The issues facing today's grant makers are significant. Although foundations provide only part of the support for nonprofit organizations, obtaining foundation support is often thought to help in raising other forms of support from individuals, corporations, and government. Today, grant makers are questioning how they select grant recipients, how they assess success in their grants, and how they measure their own management. The answers to these and more questions are still being formed. The goal of this issue is to share the questions and invite others to join in suggesting solutions to improve and strengthen grant-making organizations.

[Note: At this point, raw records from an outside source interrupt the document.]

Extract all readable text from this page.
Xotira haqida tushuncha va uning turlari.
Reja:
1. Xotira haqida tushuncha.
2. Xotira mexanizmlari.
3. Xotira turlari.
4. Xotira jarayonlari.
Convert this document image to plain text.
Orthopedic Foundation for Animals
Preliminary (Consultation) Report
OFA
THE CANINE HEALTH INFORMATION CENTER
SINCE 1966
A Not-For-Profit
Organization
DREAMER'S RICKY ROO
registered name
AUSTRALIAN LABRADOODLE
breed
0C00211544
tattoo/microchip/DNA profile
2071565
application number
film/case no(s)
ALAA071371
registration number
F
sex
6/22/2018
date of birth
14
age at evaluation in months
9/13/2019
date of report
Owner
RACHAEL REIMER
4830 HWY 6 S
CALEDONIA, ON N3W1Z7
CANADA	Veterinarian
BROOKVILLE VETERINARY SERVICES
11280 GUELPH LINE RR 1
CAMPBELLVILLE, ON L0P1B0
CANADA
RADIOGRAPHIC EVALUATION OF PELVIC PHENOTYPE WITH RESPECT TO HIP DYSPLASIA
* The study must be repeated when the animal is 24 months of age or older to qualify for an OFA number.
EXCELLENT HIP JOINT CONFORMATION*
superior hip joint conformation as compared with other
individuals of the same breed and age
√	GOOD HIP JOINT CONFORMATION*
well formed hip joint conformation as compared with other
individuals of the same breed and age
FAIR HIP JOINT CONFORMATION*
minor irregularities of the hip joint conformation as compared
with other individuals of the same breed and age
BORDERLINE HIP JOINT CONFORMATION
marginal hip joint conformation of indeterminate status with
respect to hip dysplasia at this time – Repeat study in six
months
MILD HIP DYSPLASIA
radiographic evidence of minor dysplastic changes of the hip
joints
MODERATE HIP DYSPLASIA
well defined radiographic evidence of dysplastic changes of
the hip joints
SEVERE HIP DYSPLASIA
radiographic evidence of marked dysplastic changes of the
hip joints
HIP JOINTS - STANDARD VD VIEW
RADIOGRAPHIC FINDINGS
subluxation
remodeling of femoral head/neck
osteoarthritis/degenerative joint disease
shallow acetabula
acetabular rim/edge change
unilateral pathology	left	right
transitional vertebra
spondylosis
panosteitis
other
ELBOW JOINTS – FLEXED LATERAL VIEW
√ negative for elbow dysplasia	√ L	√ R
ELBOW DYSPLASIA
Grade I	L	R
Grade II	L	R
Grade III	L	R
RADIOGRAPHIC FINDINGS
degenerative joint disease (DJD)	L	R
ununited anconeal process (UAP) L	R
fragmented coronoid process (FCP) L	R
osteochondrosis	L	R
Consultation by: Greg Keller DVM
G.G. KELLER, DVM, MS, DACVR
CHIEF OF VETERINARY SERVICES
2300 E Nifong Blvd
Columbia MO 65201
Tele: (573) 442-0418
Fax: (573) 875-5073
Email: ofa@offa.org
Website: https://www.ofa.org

The chapters in this issue can be read as loosely interconnected and building on one another.They include an historic overview of grant-making and grant-seeking; views of governance and how mission can be attained through talented grantsmanship; an examination of the principles and practices for effective grantmaking from the Council on Foundations membership in the council; and the benefits of self-evaluation as it has been applied at the David and Lucile Packard Foundation as a way to increase transparency, accessibility, and accountability.
Other chapters look at the process from knowledge management to knowledge builing; development of a common language and performance standards for private foundations; foundation ethics, the growth of the online sector of philanthropy, and philanthropic choice and donor intent. This is the 45th issue of the quarterly series "New Directions for Philanthropic Fundraising".
Eugene R. Wilson headed the ARCO Foundation in Los Angeles from 1980 to 1994 and served as president of its youth development division and senior vice president for strategic programs and planning for the Ewing Marion Kauffman Foundation from 1995 to 2003.
Joanne B. Scanlan is a former program officer at two Chicago foundations and is now senior vice president for professional development at the Council on Foundations, where she has served in various capacities since 1984.